Nobody knew what was in store at the onset of the Covid-19 pandemic in March, but when schools and offices shut down and the threat of the virus in New York City was greater than ever, many wealthy families beelined to their Hamptons homes.
Always a sought-after destination between Memorial Day Weekend and Labor Day Weekend, the Hamptons is relatively quiet in March and April and is nearly vacant in the winter months. With Covid-19 still a looming threat, many city dwellers are taking advantage of the seclusion in the Hamptons and renting in the off-season this winter and even up to a year.
Since March, the market has been fierce, with many bidding wars and sales over asking prices due to low inventory and high demand.
“Once the stay-at-home order in New York came into place, people came out here looking for the quality of life, as well as a good investment, and the Hamptons has always been both,” says Todd Bourgard, Senior Executive Regional Manager of Sales for Douglas Elliman in the Hamptons
At the onset of the pandemic, East Hampton-based Sotheby’s International Realty agent Beth Felsen experienced a record number of inquiries, and many with turnarounds of less than two days. Many homes were even renting for up to three times the price in hopes of getting out of New York City.
“It was just this frenzy,” Felsen says. “Anyone who was looking to buy all of a sudden had this sense of urgency. Everything that was turnkey, like new construction, just flew and people wanted to move right in. I sold a house in April via FaceTime.”
Bourgard saw many people outbidding each other in the spring. “Homes that were on the rental market for, let’s say, $250,000 through the season, we saw going at sometimes $50,000 or $100,000 over asking,” he says.
Some homes are renting for up to $850,000 for a year-round rental or up to $375,000 per month, which is unheard of in the fall and winter months.
Despite the pandemic, the summer saw similar high traffic to past seasons, but the only difference was that more people were looking to buy at the end of the summer to secure a more permanent escape.
“In August, we did 94 contracts in the $1 to $2 million range,” Bourgard says. “That’s up 135% from August 2019. And even our $4 to $5 million homes were up 340% from August 2019.”
It seems as though people are shifting their mindsets from the Hamptons being a secondary market to a primary, as there is a serious uptick in homes being rented from mid-September through April.
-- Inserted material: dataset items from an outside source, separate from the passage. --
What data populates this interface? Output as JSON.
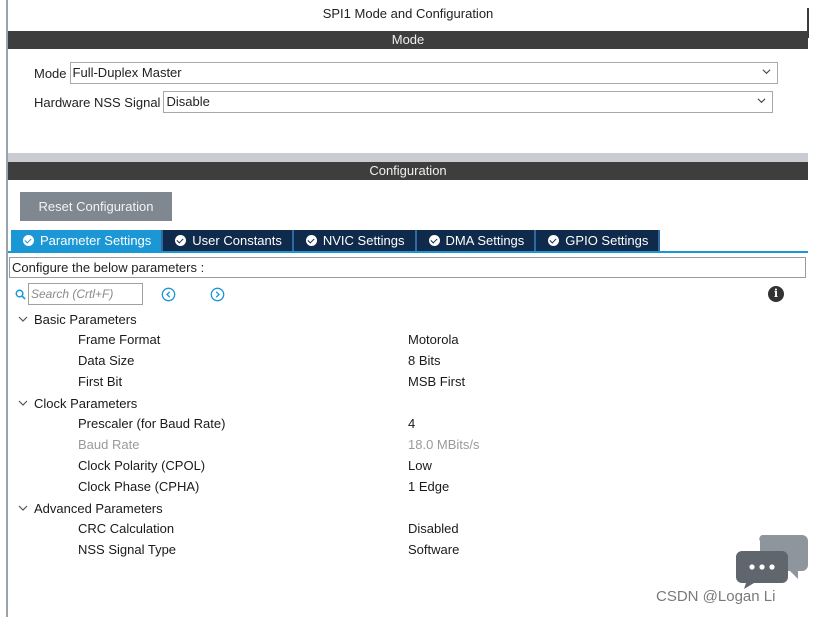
{
  "window_title": "SPI1 Mode and Configuration",
  "mode_section": {
    "header": "Mode",
    "mode_label": "Mode",
    "mode_value": "Full-Duplex Master",
    "nss_label": "Hardware NSS Signal",
    "nss_value": "Disable"
  },
  "config_section": {
    "header": "Configuration",
    "reset_button": "Reset Configuration",
    "tabs": [
      {
        "label": "Parameter Settings",
        "active": true
      },
      {
        "label": "User Constants",
        "active": false
      },
      {
        "label": "NVIC Settings",
        "active": false
      },
      {
        "label": "DMA Settings",
        "active": false
      },
      {
        "label": "GPIO Settings",
        "active": false
      }
    ],
    "configure_text": "Configure the below parameters :",
    "search_placeholder": "Search (Crtl+F)"
  },
  "parameters": {
    "basic": {
      "title": "Basic Parameters",
      "items": [
        {
          "name": "Frame Format",
          "value": "Motorola"
        },
        {
          "name": "Data Size",
          "value": "8 Bits"
        },
        {
          "name": "First Bit",
          "value": "MSB First"
        }
      ]
    },
    "clock": {
      "title": "Clock Parameters",
      "items": [
        {
          "name": "Prescaler (for Baud Rate)",
          "value": "4"
        },
        {
          "name": "Baud Rate",
          "value": "18.0 MBits/s",
          "disabled": true
        },
        {
          "name": "Clock Polarity (CPOL)",
          "value": "Low"
        },
        {
          "name": "Clock Phase (CPHA)",
          "value": "1 Edge"
        }
      ]
    },
    "advanced": {
      "title": "Advanced Parameters",
      "items": [
        {
          "name": "CRC Calculation",
          "value": "Disabled"
        },
        {
          "name": "NSS Signal Type",
          "value": "Software"
        }
      ]
    }
  },
  "watermark": "CSDN @Logan Li",
  "colors": {
    "accent": "#1a97d4",
    "tab_dark": "#0f2a4a",
    "section_bar": "#3e3e3e",
    "reset_button": "#7f8791"
  }
}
“We’ve never experienced the demand for year-round or winter rentals like we are right now,” Felsen says, adding that in September, she received three sealed bids for properties listed that day that went significantly over ask. “I had a customer that accepted an offer in early September and they were out-bid. Everything is going for full price or above ask. It’s just moving so quickly.”
There is also a rush for families with young children to rent or buy a home, as many are choosing to enroll their children in local schools, especially in East Hampton, Amagansett and Sag Harbor. This year alone, the Ross School in East Hampton had 101 new students enrolled, compared to 16 new students enrolled in 2019.
Even private schools based in New York City are opening up campuses in East Hampton, including the prestigious Avenues: the World School, which opened up Avenues Studio Hamptons in August.
Felsen adds that Covid-19 has freaked people out, and families don’t want their children in an unsafe environment. She says many people are planning to stay in the Hamptons for the next one to two years, and while it might not be permanent, buyers are making sure they have everything they need within their homes to keep them safe and healthy for the foreseeable future.
Now more than ever, the amount of space and amenities are proving more valuable for families than location. For example, many want to ensure there’s space for a home office, a room for homeschooling, a kid’s playroom and a gym.
“This fall and winter, renters seem less concerned about being on the water and are concentrating more on the importance of practical living space, including large pantries and kitchens for many home-cooked family meals, indoor entertainment spaces for each member of the family and quiet rooms to work,” says Mauricio Umansky, founder and CEO of Los Angeles-based real-estate firm The Agency. “It is less about location and more about space.”
Felsen says the mindset around the Hamptons is swiftly changing from just a summer beach escape to more of a lifestyle.
“In general, people feel safe and feel they’ve made the right decision by staying out here,” she says.